用語集

Glossary

大量保有報告書 (たいりょうほゆうほうこくしょ)

上場会社の株式等を5%超保有した投資家が、保有状況や取得目的などをEDINETで届け出る書類です。提出期限は保有割合が到達した日から原則5営業日以内です。
その後、保有割合が1%以上増減するなど重要な変更があれば「変更報告書」を追加提出します。

役割・実務での使われ方

この報告書は、市場の公正性を守るだけでなく、M&A攻防戦の「トリガー(引き金)」として注目されます。

敵対的買収・介入の早期発見

経営陣は、自社の株が誰に買い集められているかを日々監視しています。
「誰かが5%を超えた」という報告書が出ると、臨時取締役会が開催され、買収防衛策の導入検討や相手方の素性調査(デューデリジェンス)が始まります。

「取得目的」の変更監視

報告書には「保有の目的」を記載する欄があります。ここが当初の「純投資(単なる値上がり益狙い)」から、「重要提案行為等を行うこと(経営陣への要求)」に変更された場合、経営への介入が本格化するサインとみなされます。

共同保有者の特定

一見関係なさそうな複数の投資家が、実は裏で手を組んでいる(共同保有者)場合、それぞれの持分を合算して5%を超えれば報告義務が生じます。
これにより、隠れた買収グループをあぶり出すことができます。

注意点

「5営業日」のタイムラグ

報告書が公表された時点で、実際の取得日からは最大で1週間程度のタイムラグがあります。
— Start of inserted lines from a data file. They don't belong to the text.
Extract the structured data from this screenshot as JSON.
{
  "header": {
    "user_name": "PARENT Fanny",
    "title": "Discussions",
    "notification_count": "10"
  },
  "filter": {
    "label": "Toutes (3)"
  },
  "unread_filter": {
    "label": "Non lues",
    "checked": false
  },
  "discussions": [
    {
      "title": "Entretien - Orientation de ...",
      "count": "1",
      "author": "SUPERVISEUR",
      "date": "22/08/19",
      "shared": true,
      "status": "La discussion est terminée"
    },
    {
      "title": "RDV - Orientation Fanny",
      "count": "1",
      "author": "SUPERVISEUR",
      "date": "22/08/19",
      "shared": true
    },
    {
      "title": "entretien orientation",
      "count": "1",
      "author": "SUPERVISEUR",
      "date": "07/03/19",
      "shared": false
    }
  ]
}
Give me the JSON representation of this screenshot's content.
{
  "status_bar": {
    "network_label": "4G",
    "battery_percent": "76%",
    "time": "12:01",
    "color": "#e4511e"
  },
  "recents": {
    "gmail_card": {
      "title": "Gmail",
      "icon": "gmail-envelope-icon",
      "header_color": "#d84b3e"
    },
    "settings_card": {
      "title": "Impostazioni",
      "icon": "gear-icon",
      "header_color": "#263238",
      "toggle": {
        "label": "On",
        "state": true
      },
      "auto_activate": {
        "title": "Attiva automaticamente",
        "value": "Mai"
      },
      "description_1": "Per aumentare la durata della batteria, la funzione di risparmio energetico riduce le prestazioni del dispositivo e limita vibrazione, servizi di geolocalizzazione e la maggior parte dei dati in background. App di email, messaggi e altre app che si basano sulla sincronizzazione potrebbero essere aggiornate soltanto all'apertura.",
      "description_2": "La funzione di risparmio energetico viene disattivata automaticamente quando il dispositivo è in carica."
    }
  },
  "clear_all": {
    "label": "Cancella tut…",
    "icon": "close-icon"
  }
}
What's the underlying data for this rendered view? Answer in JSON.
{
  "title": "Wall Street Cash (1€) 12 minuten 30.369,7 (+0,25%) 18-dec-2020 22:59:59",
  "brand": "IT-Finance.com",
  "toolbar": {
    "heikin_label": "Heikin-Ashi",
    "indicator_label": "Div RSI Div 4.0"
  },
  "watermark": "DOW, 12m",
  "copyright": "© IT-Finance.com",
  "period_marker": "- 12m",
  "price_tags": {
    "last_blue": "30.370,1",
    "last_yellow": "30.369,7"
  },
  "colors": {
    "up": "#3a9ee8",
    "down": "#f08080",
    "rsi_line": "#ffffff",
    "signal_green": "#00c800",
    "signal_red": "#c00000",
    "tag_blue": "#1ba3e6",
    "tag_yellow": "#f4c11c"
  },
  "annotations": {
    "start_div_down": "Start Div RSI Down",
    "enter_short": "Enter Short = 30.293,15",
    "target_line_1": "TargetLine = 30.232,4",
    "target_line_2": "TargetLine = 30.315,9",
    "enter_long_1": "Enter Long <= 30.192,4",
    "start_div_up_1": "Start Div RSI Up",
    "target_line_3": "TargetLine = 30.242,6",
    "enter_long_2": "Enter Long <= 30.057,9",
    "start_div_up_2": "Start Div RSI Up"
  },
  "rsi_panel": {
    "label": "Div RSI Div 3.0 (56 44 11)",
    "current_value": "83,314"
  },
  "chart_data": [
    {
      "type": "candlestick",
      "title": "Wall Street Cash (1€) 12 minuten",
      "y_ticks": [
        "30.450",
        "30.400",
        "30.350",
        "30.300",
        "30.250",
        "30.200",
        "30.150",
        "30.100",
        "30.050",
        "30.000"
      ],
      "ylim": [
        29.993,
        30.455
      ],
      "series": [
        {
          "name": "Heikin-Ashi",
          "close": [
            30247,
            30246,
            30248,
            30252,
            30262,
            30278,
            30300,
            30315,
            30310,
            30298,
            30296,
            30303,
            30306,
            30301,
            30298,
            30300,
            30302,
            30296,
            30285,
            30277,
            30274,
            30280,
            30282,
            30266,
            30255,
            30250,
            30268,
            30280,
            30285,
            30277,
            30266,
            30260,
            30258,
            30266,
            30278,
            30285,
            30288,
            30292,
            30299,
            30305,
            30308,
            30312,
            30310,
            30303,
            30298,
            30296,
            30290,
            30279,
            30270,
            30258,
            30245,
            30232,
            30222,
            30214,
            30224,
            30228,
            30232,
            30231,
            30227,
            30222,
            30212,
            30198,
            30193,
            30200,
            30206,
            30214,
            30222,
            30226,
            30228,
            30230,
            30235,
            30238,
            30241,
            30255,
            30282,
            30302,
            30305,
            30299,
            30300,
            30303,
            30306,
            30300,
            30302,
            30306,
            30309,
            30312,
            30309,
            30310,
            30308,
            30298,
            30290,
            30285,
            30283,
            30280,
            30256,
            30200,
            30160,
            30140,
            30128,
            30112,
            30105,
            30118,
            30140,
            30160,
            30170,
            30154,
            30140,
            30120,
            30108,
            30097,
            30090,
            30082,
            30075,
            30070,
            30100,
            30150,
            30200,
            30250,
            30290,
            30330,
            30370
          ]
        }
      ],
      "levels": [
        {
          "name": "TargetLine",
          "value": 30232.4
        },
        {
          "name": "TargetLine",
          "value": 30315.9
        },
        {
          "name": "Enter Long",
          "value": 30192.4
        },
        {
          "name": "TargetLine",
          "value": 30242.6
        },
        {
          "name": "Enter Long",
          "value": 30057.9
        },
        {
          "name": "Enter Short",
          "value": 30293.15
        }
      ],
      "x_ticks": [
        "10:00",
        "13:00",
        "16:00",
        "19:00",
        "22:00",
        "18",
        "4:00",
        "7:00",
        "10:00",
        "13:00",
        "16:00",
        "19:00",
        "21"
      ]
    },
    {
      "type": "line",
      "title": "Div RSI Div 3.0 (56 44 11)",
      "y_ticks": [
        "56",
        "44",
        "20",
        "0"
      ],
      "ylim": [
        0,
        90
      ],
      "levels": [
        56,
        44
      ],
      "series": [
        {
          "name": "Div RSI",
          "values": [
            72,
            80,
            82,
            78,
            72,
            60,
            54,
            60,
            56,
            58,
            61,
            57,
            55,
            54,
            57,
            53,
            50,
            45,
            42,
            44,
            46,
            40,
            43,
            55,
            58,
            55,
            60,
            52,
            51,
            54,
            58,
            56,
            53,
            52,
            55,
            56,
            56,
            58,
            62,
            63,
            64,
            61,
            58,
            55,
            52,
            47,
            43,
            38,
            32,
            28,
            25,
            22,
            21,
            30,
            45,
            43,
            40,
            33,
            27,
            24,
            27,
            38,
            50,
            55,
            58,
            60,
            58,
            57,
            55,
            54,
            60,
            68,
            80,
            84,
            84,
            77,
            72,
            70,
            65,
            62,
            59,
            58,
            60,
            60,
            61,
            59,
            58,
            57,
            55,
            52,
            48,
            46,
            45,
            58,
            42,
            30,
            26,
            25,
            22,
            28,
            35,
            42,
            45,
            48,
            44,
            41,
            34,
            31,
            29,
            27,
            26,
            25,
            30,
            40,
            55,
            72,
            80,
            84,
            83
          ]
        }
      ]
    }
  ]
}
公表された時には、すでに相手はさらに買い増しを進めている(6%〜7%になっている)可能性が高く、経営陣は後手になりがちです。

特例報告制度

日常の営業活動において反復継続的に株券等を売買する金融機関、機関投資家(金融証券取引業者)等については、期限が緩和されています(月2回の報告でOKなど)。
そのため、彼らの動きは一般投資家よりも見えにくくなっています。

ウルフパック戦術

複数の投資家が、互いに協定を結ばずに(共同保有者とみなされないように)暗黙の連携を取り、それぞれが「4.9%」ギリギリまで買い集め、一気に奇襲をかける手口です。報告書の網をすり抜ける高等戦術として警戒されています。